The Third in the Band
This alliance may prove instrumental as a key driver for future research in the pharmaceutical industry. Facing major challenges, pharmaceutical companies very recently have increased collaboration with academic institutions far beyond the occasional support of individual smaller projects (see, for example, reference 3). In so doing, the industry may be well advised to listen to its own opinion leaders. In June 2011, Mark Bunnage (Pfizer) wrote: “This change in model reflects the reality that the vast majority of the initial breakthroughs in target biology research occurs in the academic research environment. It is thus considered essential for pharmaceutical companies and their scientists to become better connected with the external research environment and develop a more extended network of partnerships and genuine collaborations with academia. … It is thus essential for medicinal chemists in industry to increase their awareness of chemical biology approaches and build these into their armamentarium to enable drug discovery.” —He is right!
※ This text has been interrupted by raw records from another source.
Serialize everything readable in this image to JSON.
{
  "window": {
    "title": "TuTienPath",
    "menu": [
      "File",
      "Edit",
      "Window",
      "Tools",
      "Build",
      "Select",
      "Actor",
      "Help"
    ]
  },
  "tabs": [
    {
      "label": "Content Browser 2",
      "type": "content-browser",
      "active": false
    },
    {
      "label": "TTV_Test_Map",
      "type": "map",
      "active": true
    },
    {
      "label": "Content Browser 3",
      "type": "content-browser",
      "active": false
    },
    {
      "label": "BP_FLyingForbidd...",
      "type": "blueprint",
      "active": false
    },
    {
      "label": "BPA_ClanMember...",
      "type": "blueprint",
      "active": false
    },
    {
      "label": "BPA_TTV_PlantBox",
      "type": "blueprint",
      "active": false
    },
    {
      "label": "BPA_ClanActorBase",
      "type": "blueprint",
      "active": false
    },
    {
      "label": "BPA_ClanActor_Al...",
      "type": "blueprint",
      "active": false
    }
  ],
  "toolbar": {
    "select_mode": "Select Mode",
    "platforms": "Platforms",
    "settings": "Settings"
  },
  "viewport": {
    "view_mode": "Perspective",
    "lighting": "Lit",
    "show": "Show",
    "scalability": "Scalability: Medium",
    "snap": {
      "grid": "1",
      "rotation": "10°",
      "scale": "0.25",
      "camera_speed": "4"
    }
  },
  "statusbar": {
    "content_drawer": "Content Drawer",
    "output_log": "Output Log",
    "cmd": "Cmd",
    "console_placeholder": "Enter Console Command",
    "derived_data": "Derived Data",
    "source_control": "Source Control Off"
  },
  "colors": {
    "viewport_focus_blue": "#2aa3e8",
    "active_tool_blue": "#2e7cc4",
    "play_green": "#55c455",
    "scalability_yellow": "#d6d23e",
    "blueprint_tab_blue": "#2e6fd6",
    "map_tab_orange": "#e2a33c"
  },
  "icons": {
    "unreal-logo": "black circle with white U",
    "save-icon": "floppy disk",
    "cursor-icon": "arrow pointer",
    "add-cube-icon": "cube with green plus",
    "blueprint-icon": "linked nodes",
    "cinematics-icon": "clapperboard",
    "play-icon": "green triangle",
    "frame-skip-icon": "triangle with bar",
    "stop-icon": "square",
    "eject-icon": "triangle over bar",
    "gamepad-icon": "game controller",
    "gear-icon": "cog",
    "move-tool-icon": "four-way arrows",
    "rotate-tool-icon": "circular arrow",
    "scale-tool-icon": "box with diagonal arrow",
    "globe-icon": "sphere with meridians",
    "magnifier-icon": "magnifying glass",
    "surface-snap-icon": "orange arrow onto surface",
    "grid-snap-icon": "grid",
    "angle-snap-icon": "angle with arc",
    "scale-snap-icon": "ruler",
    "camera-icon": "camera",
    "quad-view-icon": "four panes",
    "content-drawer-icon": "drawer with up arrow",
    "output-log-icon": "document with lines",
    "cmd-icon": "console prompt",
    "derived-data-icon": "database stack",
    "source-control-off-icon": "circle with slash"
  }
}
A successful and seminal example of such a fruitful collaboration between academia and industry is the Chemical Genomics Centre (CGC) of the Max Planck Society (Max-Planck Gesellschaft, MPG). The CGC was established in 2005 as a joint initiative of the MPG, Merck KGaA, Schering AG, Bayer CropScience AG, and Organon B.V. Research in the CGC is focused on challenging unsolved problems in chemistry and biology of major relevance to drug discovery, such as stabilization of protein–protein interactions by small molecules and the development of allosteric kinase inhibitors. Both the companies and the MPG funded independent research groups that developed the basic science and transferred it to the companies. If appointment of the group leaders to professorships and integration of the developed technologies into the internal project pipelines of the companies are accepted as stringent criteria for measuring success from both the academic and the industrial point of view, then the establishment of the CGC was a major success.
Accordingly, after the first funding period of the CGC (2005–2010) the MPG and Merck KGaA, AstraZeneca AB, Boehringer Ingelheim Pharma GmbH & Co. KG, Bayer Pharma AG, and Bayer CropScience AG have established “CGC II”, and the first research group leaders have been appointed very recently.
The success of the CGC and related initiatives suggests that it may be more than advisable to those engaged in drug discovery to take the final verses of Schiller’s poem “The Hostage” to heart (translation by Scott Horton):5He gazed upon them long in amazement, And then spoke: “You have succeeded, You have turned my heart, In truth, fidelity is no idle delusion, So accept me also as your friend, I would be—grant me this request— The third in your band!”